Lorsque – et cela s’était produit à deux ou trois reprises – il n’y avait pas assez d’argent pour préparer le sabbat, ma mère regardait mon père qui, comprenant que le moment était venu de choisir l’agneau du sacrifice, se dirigeait vers la bibliothèque: en homme de principes, il était conscient que le pain venait avant les livres et que le bien de son enfant l’emportait sur tout le reste. Je me rappelle son dos voûté quand, franchissant la porte avec trois ou quatre de ses chers volumes sous le bras, il se rendait tristement à la boutique de M. Maier pour lui vendre quelques précieux ouvrages – on aurait dit qu’il taillait dans le vif. Abraham, notre père, devait avoir cet air-là en quittant sa tente à l’aube, portant Isaac sur son dos, en route vers le mont Moriah.

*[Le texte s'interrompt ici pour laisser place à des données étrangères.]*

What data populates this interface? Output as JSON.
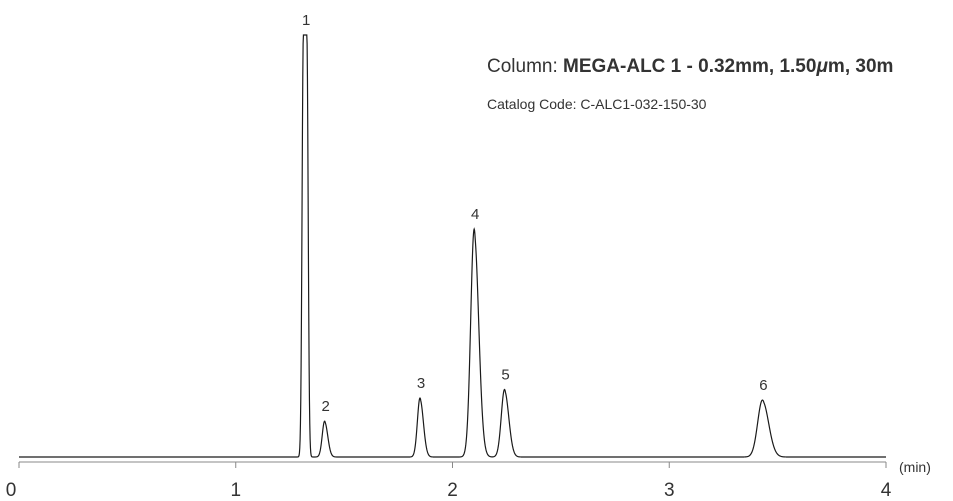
{
  "annotation": {
    "column_prefix": "Column: ",
    "column_name": "MEGA-ALC 1 - 0.32mm, 1.50",
    "column_mu": "μ",
    "column_suffix": "m, 30m",
    "catalog_code": "Catalog Code: C-ALC1-032-150-30"
  },
  "chart_data": {
    "type": "line",
    "title": "",
    "xlabel": "(min)",
    "ylabel": "",
    "xlim": [
      0,
      4
    ],
    "ylim": [
      0,
      1
    ],
    "x_ticks": [
      0,
      1,
      2,
      3,
      4
    ],
    "x_tick_labels": [
      "0",
      "1",
      "2",
      "3",
      "4"
    ],
    "grid": false,
    "line_color": "#1a1a1a",
    "peaks": [
      {
        "label": "1",
        "x": 1.32,
        "height": 1.0,
        "sigma": 0.012,
        "clipped": true
      },
      {
        "label": "2",
        "x": 1.41,
        "height": 0.085,
        "sigma": 0.011
      },
      {
        "label": "3",
        "x": 1.85,
        "height": 0.14,
        "sigma": 0.012
      },
      {
        "label": "4",
        "x": 2.1,
        "height": 0.54,
        "sigma": 0.016
      },
      {
        "label": "5",
        "x": 2.24,
        "height": 0.16,
        "sigma": 0.015
      },
      {
        "label": "6",
        "x": 3.43,
        "height": 0.135,
        "sigma": 0.022
      }
    ]
  }
}
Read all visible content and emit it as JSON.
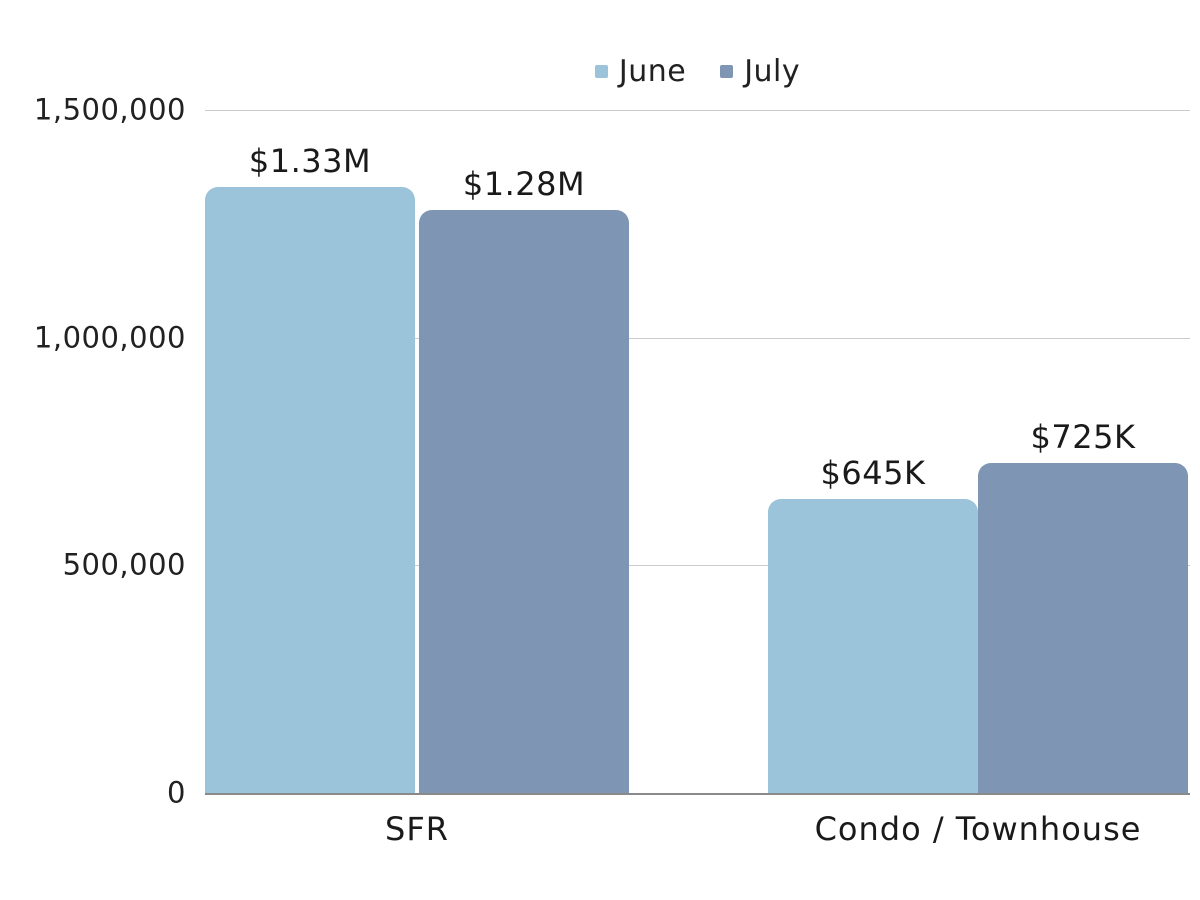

Je devinais son chagrin: mon père entretenait un rapport charnel avec les livres. Il aimait les manipuler, les palper, les caresser, les sentir. C’était une véritable obsession, il ne pouvait s’empêcher de les toucher, même si c’étaient ceux des autres. Il faut dire que, jadis, les livres étaient beaucoup plus sensuels qu’aujourd’hui: il y avait largement de quoi sentir, caresser et toucher. Certains avaient une couverture en cuir odorante, un peu rugueuse, gravée en lettres d’or, qui vous donnait la chair de poule, comme si l’on avait effleuré quelque chose d’intime et d’inaccessible qui se hérissait et frissonnait au contact des doigts. D’autres possédaient une jaquette en carton recouverte de toile au parfum de colle très érotique. Chaque livre avait son odeur propre, mystérieuse et excitante. Et lorsque la jaquette de toile baillait, telle une jupe impudique, on avait toutes les peines du monde à se retenir de loucher sur l’interstice entre le corps et le vêtement et s’enivrer des effluves qui s’en exhalaient.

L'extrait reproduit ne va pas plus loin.